2. Natural Gas Migration
Pada lapisan batubara, banyak gas yang terserap oleh lapisan mikroskopis dan micropore dalam maseral
batubara. Saat tekanan hidrostatis turun oleh produksi air gas akan keluar dan bergerak ke sistem cleat
(gambar 5), pada saat ini gas sudah dapat diproduksi.

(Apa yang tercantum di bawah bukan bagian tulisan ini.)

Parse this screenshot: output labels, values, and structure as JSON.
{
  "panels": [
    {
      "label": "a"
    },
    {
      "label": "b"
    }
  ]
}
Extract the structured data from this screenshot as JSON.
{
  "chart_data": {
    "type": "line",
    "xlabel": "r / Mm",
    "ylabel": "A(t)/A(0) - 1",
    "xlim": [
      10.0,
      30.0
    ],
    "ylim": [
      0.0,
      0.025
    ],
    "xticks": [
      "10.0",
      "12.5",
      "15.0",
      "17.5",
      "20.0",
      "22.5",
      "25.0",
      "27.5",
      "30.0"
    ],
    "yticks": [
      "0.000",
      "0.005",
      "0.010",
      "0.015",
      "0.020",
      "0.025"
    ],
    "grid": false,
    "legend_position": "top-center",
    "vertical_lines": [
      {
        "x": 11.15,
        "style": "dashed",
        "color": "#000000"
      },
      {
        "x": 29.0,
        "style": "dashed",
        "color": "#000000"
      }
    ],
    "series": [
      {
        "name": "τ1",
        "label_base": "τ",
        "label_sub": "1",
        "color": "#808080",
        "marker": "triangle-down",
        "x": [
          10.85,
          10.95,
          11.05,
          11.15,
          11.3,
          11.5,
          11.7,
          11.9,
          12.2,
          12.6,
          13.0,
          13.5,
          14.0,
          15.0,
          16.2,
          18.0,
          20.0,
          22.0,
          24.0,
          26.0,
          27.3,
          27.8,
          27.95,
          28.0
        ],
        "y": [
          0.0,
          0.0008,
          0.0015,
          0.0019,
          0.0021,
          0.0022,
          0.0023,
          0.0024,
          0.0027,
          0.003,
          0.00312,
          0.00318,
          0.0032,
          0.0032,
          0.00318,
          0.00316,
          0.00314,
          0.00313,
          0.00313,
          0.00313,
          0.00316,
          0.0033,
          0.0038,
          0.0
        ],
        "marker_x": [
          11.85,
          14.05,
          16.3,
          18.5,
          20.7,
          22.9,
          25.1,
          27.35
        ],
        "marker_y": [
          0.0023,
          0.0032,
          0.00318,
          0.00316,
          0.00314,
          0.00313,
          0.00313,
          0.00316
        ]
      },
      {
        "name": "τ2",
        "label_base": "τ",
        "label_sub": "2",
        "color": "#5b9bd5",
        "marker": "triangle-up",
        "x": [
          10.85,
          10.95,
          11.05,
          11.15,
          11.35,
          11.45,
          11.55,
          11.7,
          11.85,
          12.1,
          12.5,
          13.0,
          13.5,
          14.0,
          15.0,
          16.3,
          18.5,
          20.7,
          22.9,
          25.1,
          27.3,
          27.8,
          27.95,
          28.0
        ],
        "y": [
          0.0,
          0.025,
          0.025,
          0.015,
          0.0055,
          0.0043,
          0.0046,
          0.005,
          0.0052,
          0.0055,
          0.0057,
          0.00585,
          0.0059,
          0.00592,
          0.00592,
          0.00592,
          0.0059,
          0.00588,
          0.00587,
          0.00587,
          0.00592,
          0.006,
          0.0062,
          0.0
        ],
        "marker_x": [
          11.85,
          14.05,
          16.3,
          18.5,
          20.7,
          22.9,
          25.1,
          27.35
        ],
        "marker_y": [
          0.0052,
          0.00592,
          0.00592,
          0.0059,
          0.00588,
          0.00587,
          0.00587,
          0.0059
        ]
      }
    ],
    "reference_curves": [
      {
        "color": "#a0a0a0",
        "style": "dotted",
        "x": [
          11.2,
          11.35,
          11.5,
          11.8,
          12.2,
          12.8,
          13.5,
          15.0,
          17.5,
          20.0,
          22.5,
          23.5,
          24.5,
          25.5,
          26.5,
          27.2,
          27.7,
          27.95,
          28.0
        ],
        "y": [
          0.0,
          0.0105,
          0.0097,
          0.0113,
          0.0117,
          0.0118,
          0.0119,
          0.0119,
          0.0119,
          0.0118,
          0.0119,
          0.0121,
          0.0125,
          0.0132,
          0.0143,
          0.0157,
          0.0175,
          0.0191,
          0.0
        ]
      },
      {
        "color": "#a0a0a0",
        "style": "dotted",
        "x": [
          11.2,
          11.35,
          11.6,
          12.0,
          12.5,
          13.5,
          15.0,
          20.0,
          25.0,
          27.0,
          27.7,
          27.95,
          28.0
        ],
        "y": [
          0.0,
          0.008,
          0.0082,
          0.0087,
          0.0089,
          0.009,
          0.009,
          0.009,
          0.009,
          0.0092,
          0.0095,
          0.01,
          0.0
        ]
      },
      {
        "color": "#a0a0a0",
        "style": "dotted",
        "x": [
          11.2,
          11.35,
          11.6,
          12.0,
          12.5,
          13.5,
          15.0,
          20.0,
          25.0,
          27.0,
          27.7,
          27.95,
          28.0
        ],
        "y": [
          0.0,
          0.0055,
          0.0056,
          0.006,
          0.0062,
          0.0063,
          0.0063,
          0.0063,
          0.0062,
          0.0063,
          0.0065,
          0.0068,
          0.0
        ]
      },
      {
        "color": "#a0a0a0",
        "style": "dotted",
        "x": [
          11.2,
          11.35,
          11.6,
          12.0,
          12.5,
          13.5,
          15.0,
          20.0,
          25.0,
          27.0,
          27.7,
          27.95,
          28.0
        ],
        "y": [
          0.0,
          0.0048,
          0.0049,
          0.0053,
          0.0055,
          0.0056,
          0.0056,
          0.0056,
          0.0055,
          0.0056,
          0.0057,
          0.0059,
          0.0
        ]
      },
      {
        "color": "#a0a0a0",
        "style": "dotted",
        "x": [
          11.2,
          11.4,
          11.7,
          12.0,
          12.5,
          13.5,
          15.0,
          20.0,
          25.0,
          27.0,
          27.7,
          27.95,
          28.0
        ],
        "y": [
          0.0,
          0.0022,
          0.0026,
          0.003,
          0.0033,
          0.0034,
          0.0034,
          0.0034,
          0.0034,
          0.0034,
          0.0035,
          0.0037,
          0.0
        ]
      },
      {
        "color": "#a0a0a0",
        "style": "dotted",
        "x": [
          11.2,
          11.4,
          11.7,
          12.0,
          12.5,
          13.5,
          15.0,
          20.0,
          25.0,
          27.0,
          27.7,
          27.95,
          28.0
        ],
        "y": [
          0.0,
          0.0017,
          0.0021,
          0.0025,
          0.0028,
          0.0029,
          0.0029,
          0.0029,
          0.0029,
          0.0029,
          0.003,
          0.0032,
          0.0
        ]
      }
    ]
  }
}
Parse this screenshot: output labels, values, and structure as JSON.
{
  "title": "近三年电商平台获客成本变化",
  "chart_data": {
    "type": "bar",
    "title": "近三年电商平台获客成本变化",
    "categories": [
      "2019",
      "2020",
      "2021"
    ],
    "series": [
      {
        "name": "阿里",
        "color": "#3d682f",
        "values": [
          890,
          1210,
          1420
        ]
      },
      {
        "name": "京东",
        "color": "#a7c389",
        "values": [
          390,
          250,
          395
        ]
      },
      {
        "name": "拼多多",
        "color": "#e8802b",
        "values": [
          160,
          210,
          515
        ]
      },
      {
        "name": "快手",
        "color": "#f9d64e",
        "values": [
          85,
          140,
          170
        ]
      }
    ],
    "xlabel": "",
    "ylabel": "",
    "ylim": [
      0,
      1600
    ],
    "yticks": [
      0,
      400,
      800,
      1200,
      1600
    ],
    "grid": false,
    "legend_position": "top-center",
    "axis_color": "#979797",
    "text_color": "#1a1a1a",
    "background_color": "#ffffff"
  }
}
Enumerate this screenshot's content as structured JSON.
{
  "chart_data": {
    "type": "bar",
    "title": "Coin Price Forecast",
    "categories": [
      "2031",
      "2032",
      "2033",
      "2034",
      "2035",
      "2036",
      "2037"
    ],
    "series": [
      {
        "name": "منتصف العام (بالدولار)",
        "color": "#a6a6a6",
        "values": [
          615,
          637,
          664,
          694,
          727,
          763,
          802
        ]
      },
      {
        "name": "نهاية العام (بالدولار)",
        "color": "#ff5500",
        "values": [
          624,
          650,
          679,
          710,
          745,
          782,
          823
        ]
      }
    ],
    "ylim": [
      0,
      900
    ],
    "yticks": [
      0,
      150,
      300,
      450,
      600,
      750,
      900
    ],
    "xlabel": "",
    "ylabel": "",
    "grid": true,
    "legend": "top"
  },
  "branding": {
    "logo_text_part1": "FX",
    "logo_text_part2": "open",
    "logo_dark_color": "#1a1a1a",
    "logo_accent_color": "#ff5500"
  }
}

Gambar 5. Natural Gas Migration


Bagaimana Memproduksi CBM?

Terdapat 3 tahapan utama dalam memproduksi CBM yaitu :


1. Dewatering Stage
Dewatering stage merupakan tahapan dimana sumur akan memproduksi air dengan jumlah yang lebih
banyak dibanding gas metan yang lebih sedikit terlebih dahulu untuk menurunkan tekanan hidrostatis
sehingga produksi gas akan meningkat nantinya.
2. Stable Production Stage
Stable Production Stage merupakan tahapan dimana sumur akan memproduksi gas metana yang
meningkat sedangkan produksi air akan menurun seiring berjalanya waktu dan dalam keadaan yang stabil.
3. Declining Stage
Declining Stage merupakan tahapan dimana sumur akan mengalami penurun jumlah gas metan yang
diproduksi dengan jumlah air yang tetap rendah.
Grafik produksi CBM pada tahap dewatering stage, stable production stage, declining stage pada gambar 6

Gambar 6. Grafik Produksi CBM


Selain itu terdapat juga beberapa tipe pengeboran untuk CBM diantaranya :
1. Untuk hard coal

Gambar 7. Pemboran hard coal


2. Untuk soft coal
Gambar 8. Pemboran soft coal

Potensi CBM di Indonesia

Menurut Kementrian ESDM Negara Indonesia memiliki potensi sumber daya CBM sebesar 453.30 TCF (gambar
9) yang tersebar di beberapa cekungan di Indonesia diantaranya : a. Cekungan Kutai 80.40 TCF, b. Cekungan
Barito 101.60 TCF, c. Cekungan Tarakan Utara, d. Cekungan Berau 8.40 TCF, e. Cekungan Sumatra tengah 52.50
TCF, f. Cekungan Ombilin 0.50 TCF, g. Cekungan Sumatra Selatan, h. Cekungan Bengkulu 3.60 TCF, i.
Cekungan Jatibarang 0.80 TCF, j. Cekungan Pasir dan Asem Asem 3.00 TCF dan k. Cekungan Sulawesi Tenggara
2.00 TCF.

Gambar 9. Potensi Sumber Daya CBM di Indonesia


Alasan dibalik banyaknya potensi sumber daya CBM di Negara Indonesia adalah karena beberapa wilayah
Indonesia pernah menjadi passive margin yang secara tektonik merupakan dataran yang stabil sehingga tumbuh-
tumbuhan pembentuk batubara tumbuh dengan cepat, jumlah yang banyak dan tidak terganggu perkembanganya.
Tantangan yang ada selama eksplorasi dan produksi CBM di Indonesia adalah masalah ekonomi berupa investasi
yang minim dan dipengaruhi oleh harga migas konvensional. Selain itu, terdapat juga masalah teknologi yang
sedikit tertinggal dibanding negara lain yang sudah mengembangkan migas unkonvensional dan yang terakhir
adalah permasalahan lingkungan yang harus dapat dikelola dengan baik dan benar.
Referensi
- Gathuk Widiyanto, Ego Syahrizal (2010), Optimasi Pompa pada Dewatering Sumur CBM, LPL Lemigas
Vol. 44 No. 2, Agustus 2010, pp 144- 153
- DOE. 2014. Coal Bed Methane Primer: New Source Of Natural Gas-Environment Implication. In U.S.
Department Of Energy.
- Dirjen Migas. 2007. Peta Sumber Daya Coal Bed Methane di Indonesia.